For Bonnie, Ms. Van Runkle created outfits that were fluid, looked as though
they could be packed fast should the wearer need to go on the lam, and
were suffused with tomboy sexuality. But because they were deliberately
unfancy, they required a bit of a sales job.
“Faye thought I didn’t care how she looked,” Ms. Van Runkle told The Globe
and Mail of Canada in 1989. “Faye thought I was trying to make her ugly.”

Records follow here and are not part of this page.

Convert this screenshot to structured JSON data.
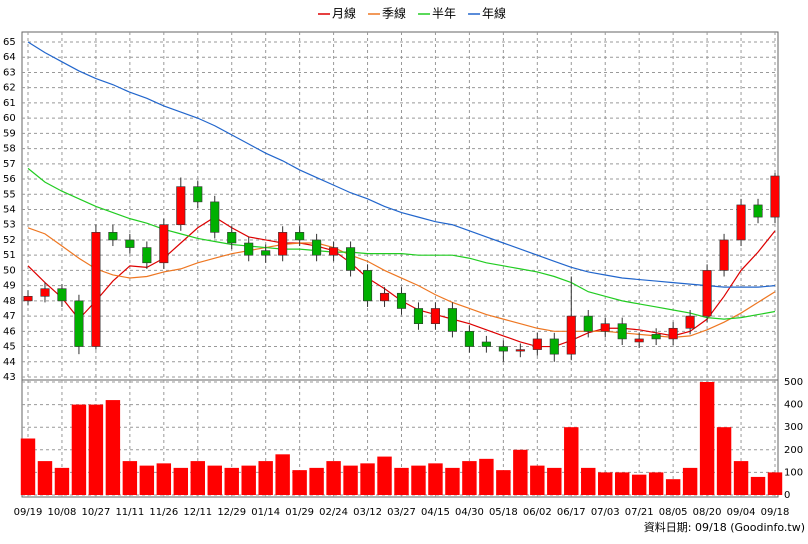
{
  "chart_data": {
    "type": "candlestick",
    "categories": [
      "09/19",
      null,
      "10/08",
      null,
      "10/27",
      null,
      "11/11",
      null,
      "11/26",
      null,
      "12/11",
      null,
      "12/29",
      null,
      "01/14",
      null,
      "01/29",
      null,
      "02/24",
      null,
      "03/12",
      null,
      "03/27",
      null,
      "04/15",
      null,
      "04/30",
      null,
      "05/18",
      null,
      "06/02",
      null,
      "06/17",
      null,
      "07/03",
      null,
      "07/21",
      null,
      "08/05",
      null,
      "08/20",
      null,
      "09/04",
      null,
      "09/18"
    ],
    "open": [
      48.0,
      48.3,
      48.8,
      48.0,
      45.0,
      52.5,
      52.0,
      51.5,
      50.5,
      53.0,
      55.5,
      54.5,
      52.5,
      51.8,
      51.3,
      51.0,
      52.5,
      52.0,
      51.0,
      51.5,
      50.0,
      48.0,
      48.5,
      47.5,
      46.5,
      47.5,
      46.0,
      45.3,
      45.0,
      44.7,
      44.8,
      45.5,
      44.5,
      47.0,
      46.0,
      46.5,
      45.3,
      45.8,
      45.5,
      46.2,
      47.0,
      50.0,
      52.0,
      54.3,
      53.5
    ],
    "high": [
      48.7,
      49.2,
      49.1,
      48.4,
      53.0,
      53.0,
      52.4,
      51.9,
      53.4,
      56.1,
      55.9,
      54.9,
      52.9,
      52.2,
      51.7,
      52.9,
      52.9,
      52.4,
      51.9,
      51.9,
      50.4,
      48.9,
      48.9,
      47.9,
      47.9,
      47.9,
      46.4,
      45.7,
      45.4,
      45.2,
      45.9,
      45.9,
      49.6,
      47.4,
      46.9,
      46.9,
      45.9,
      46.2,
      46.6,
      47.4,
      50.4,
      52.4,
      54.7,
      54.7,
      56.4
    ],
    "low": [
      47.7,
      47.9,
      47.6,
      44.5,
      44.8,
      51.6,
      51.1,
      50.1,
      50.1,
      52.6,
      54.1,
      52.1,
      51.4,
      50.6,
      50.5,
      50.6,
      51.6,
      50.6,
      50.6,
      49.6,
      47.6,
      47.6,
      47.1,
      46.1,
      46.1,
      45.6,
      44.6,
      44.6,
      44.0,
      44.3,
      44.4,
      44.0,
      44.1,
      45.6,
      45.6,
      45.1,
      44.9,
      45.1,
      45.1,
      45.8,
      46.6,
      49.6,
      51.6,
      53.1,
      53.1
    ],
    "close": [
      48.3,
      48.8,
      48.0,
      45.0,
      52.5,
      52.0,
      51.5,
      50.5,
      53.0,
      55.5,
      54.5,
      52.5,
      51.8,
      51.0,
      51.0,
      52.5,
      52.0,
      51.0,
      51.5,
      50.0,
      48.0,
      48.5,
      47.5,
      46.5,
      47.5,
      46.0,
      45.0,
      45.0,
      44.7,
      44.8,
      45.5,
      44.5,
      47.0,
      46.0,
      46.5,
      45.5,
      45.5,
      45.5,
      46.2,
      47.0,
      50.0,
      52.0,
      54.3,
      53.5,
      56.2
    ],
    "up_color": "#ff0000",
    "down_color": "#00b000",
    "series": [
      {
        "name": "月線",
        "color": "#dd0000",
        "values": [
          50.3,
          49.2,
          48.2,
          46.8,
          48,
          49.3,
          50.3,
          50.2,
          50.8,
          51.8,
          52.8,
          53.5,
          52.8,
          52.2,
          52,
          51.8,
          51.8,
          51.6,
          51.3,
          50.5,
          49.5,
          48.8,
          48,
          47.4,
          47.1,
          46.8,
          46.5,
          46.1,
          45.7,
          45.3,
          45,
          45,
          45.4,
          45.9,
          46.2,
          46.2,
          46.1,
          45.9,
          45.7,
          46,
          46.8,
          48.3,
          50,
          51.2,
          52.6
        ]
      },
      {
        "name": "季線",
        "color": "#ee7722",
        "values": [
          52.8,
          52.4,
          51.6,
          50.8,
          50.1,
          49.7,
          49.5,
          49.6,
          49.9,
          50.1,
          50.5,
          50.8,
          51.1,
          51.3,
          51.5,
          51.7,
          51.8,
          51.8,
          51.5,
          51,
          50.6,
          50,
          49.5,
          49,
          48.4,
          47.9,
          47.5,
          47.1,
          46.8,
          46.5,
          46.2,
          46,
          46,
          46,
          46,
          45.9,
          45.8,
          45.7,
          45.6,
          45.7,
          46.1,
          46.6,
          47.2,
          47.9,
          48.6
        ]
      },
      {
        "name": "半年",
        "color": "#22cc22",
        "values": [
          56.7,
          55.8,
          55.2,
          54.7,
          54.2,
          53.8,
          53.4,
          53.1,
          52.7,
          52.4,
          52.1,
          51.9,
          51.7,
          51.6,
          51.5,
          51.4,
          51.4,
          51.3,
          51.2,
          51.2,
          51.1,
          51.1,
          51.1,
          51,
          51,
          51,
          50.8,
          50.5,
          50.3,
          50.1,
          49.9,
          49.6,
          49.2,
          48.6,
          48.3,
          48,
          47.8,
          47.6,
          47.4,
          47.2,
          46.9,
          46.8,
          46.9,
          47.1,
          47.3
        ]
      },
      {
        "name": "年線",
        "color": "#2266cc",
        "values": [
          65,
          64.3,
          63.7,
          63.1,
          62.6,
          62.2,
          61.7,
          61.3,
          60.8,
          60.4,
          60,
          59.5,
          58.9,
          58.3,
          57.7,
          57.2,
          56.6,
          56.1,
          55.6,
          55.1,
          54.7,
          54.2,
          53.8,
          53.5,
          53.2,
          53,
          52.6,
          52.2,
          51.8,
          51.4,
          51,
          50.6,
          50.2,
          49.9,
          49.7,
          49.5,
          49.4,
          49.3,
          49.2,
          49.1,
          49,
          48.9,
          48.9,
          48.9,
          49
        ]
      }
    ],
    "ylim": [
      43,
      65
    ],
    "yticks": [
      43,
      44,
      45,
      46,
      47,
      48,
      49,
      50,
      51,
      52,
      53,
      54,
      55,
      56,
      57,
      58,
      59,
      60,
      61,
      62,
      63,
      64,
      65
    ],
    "volume": {
      "color": "#ff0000",
      "values": [
        250,
        150,
        120,
        400,
        400,
        420,
        150,
        130,
        140,
        120,
        150,
        130,
        120,
        130,
        150,
        180,
        110,
        120,
        150,
        130,
        140,
        170,
        120,
        130,
        140,
        120,
        150,
        160,
        110,
        200,
        130,
        120,
        300,
        120,
        100,
        100,
        90,
        100,
        70,
        120,
        500,
        300,
        150,
        80,
        100
      ],
      "ylim": [
        0,
        500
      ],
      "yticks": [
        0,
        100,
        200,
        300,
        400,
        500
      ]
    },
    "grid": true,
    "note": "資料日期: 09/18 (Goodinfo.tw)"
  }
}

Ms. Van Runkle’s other films include “I Love You, Alice B. Toklas!” (1968),
“Myra Breckinridge” (1970), “Nickelodeon” (1976) and “The Best Little
Whorehouse in Texas” (1982).
She won an Emmy Award in 1983 for her work on the CBS fantasy series
“Wizards and Warriors.”
Ms. Van Runkle’s first marriage, to Robert Van Runkle, ended in divorce, as
did her second, to Bruce McBroom. A resident of Los Angeles, she is survived
by two children from her first marriage, Max and Felicity Van Runkle; and a
grandson.
Had Ms. Van Runkle heeded the advice of Hollywood’s grande dame of
design, her work on “Bonnie and Clyde” might have been forgotten long ago.
As she later recounted, she was shopping nervously for the film in Beverly
Hills when she ran into Edith Head, costumer to the stars and holder of a
spate of Oscars.
“She said, ‘What are you doing?’ ” Ms. Van Runkle recalled.
“I said, ‘It’s the ’30s and they’re escaping from a bank robbery.’ ”
“She said: ‘Oh darling, do everything in chiffon. You’ll have no problems.’ ”
Warren Beatty: actor, director, writer, producer.
***** celeb
What wonderful work. I like that her doggy was part of her work life,too.
I didn't start out to collect diamonds, but somehow they just kept piling up.-Mae West
Great you introduced her in this forum. Never heard of her. But she seems to be a very extravagant, outstanding person.
Love her designs, her look and her dog :-)
And Theadora is such a beautiful name too.
isn't that also vanilla ice's real name?
Faye Dunaway is stunningly beautiful in that picture. Hilary Duff sort of resembles her.